On the other hand, it was unclear that the other side would be able to even unite behind one candidate. Ex-President Juarez dearly wanted to finish the job she believed had been left incomplete by her defeat nine years prior, but even within her own party she was deeply controversial, particularly for her support for formal incorporation of lunar and intralunar space habitats.

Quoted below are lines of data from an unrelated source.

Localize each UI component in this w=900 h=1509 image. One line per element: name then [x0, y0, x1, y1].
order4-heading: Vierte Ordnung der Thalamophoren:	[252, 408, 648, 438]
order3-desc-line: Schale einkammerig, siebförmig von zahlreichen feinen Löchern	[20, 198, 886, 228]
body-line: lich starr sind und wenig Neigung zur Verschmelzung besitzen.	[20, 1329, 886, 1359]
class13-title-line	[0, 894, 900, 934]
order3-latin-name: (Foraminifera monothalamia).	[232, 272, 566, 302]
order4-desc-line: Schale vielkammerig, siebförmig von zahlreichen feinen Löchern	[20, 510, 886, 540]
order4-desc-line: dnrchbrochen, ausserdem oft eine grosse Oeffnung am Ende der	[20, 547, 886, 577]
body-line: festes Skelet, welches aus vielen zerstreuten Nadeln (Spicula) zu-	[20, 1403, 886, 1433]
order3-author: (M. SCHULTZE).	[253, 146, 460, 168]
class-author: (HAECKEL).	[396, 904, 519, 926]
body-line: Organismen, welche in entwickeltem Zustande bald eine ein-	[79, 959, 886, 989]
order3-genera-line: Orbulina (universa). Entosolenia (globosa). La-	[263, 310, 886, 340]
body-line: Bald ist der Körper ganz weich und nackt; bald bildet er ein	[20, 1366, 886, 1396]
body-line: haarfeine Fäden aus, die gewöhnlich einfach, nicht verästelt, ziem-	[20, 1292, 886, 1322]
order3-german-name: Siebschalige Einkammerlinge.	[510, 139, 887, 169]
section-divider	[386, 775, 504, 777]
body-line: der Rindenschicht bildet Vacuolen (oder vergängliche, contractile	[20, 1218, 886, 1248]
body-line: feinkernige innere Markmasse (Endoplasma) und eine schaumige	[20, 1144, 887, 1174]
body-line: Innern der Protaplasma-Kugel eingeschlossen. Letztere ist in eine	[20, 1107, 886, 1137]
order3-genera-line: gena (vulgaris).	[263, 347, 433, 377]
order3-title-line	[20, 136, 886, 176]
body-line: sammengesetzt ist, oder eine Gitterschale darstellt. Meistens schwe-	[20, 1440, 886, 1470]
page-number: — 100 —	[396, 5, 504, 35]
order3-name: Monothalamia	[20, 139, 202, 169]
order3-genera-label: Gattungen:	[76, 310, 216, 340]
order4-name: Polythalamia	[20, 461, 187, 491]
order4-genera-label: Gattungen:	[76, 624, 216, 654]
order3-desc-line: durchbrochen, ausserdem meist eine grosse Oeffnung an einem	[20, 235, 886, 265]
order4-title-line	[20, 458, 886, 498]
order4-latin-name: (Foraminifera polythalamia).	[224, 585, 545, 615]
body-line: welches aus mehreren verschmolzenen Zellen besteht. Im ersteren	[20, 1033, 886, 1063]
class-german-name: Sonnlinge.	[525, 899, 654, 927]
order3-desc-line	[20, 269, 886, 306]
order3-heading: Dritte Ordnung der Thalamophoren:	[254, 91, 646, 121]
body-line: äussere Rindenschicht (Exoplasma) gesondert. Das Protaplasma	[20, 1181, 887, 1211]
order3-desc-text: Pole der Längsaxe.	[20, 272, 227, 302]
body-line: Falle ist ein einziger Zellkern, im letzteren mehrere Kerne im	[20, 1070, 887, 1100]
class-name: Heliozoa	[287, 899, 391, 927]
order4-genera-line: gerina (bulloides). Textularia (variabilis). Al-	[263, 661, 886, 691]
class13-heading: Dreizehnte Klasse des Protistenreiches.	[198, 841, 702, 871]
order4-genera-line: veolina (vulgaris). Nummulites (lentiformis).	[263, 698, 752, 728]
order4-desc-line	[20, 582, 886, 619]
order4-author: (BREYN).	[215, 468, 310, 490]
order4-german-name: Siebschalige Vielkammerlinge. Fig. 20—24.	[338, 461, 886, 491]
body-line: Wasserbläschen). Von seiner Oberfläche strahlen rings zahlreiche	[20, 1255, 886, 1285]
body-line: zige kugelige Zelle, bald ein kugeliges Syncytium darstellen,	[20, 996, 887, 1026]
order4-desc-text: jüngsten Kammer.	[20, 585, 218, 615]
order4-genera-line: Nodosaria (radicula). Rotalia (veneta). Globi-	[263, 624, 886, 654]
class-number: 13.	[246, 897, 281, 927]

In her wake, Senator Julia Moskowitz, formerly Vice President under Mehta, became the frontrunner, but many had doubts about her relatively scant executive resume and her poorly-run campaign for the nomination in 2086. Nashville Mayor Ardent Desmond had the opposite problem; like Patterson, she had gone from student activism and labor organizing into politics at a rather young age, but her political career did not predate the Patterson administration. If elected, she would be the youngest President in American history. Nevertheless, her executive career could be read in different positive ways by different people: ideological progressives praised her for her takeover and reform of the former Vanderbilt University, while swing voters saw her tenure as Executive Mayor of a special-status city as indicative that she would not run roughshod over such communities.
The rest of the election, after modern cybernetic campaigning, was less politics than mathematics; the campaign ran itself on autopilot, while everyone involved was more or less free to get on with the business of government. The first round concluded with Agustin five points ahead, but that success was illusory; many of de la Paz's supporters chose not to turn out rather than vote for the woman who defeated her, while Desmond was able to assemble a coalition of her own voters plus young, moderate, non-ideological runoff-only voters and supporters of Forward!.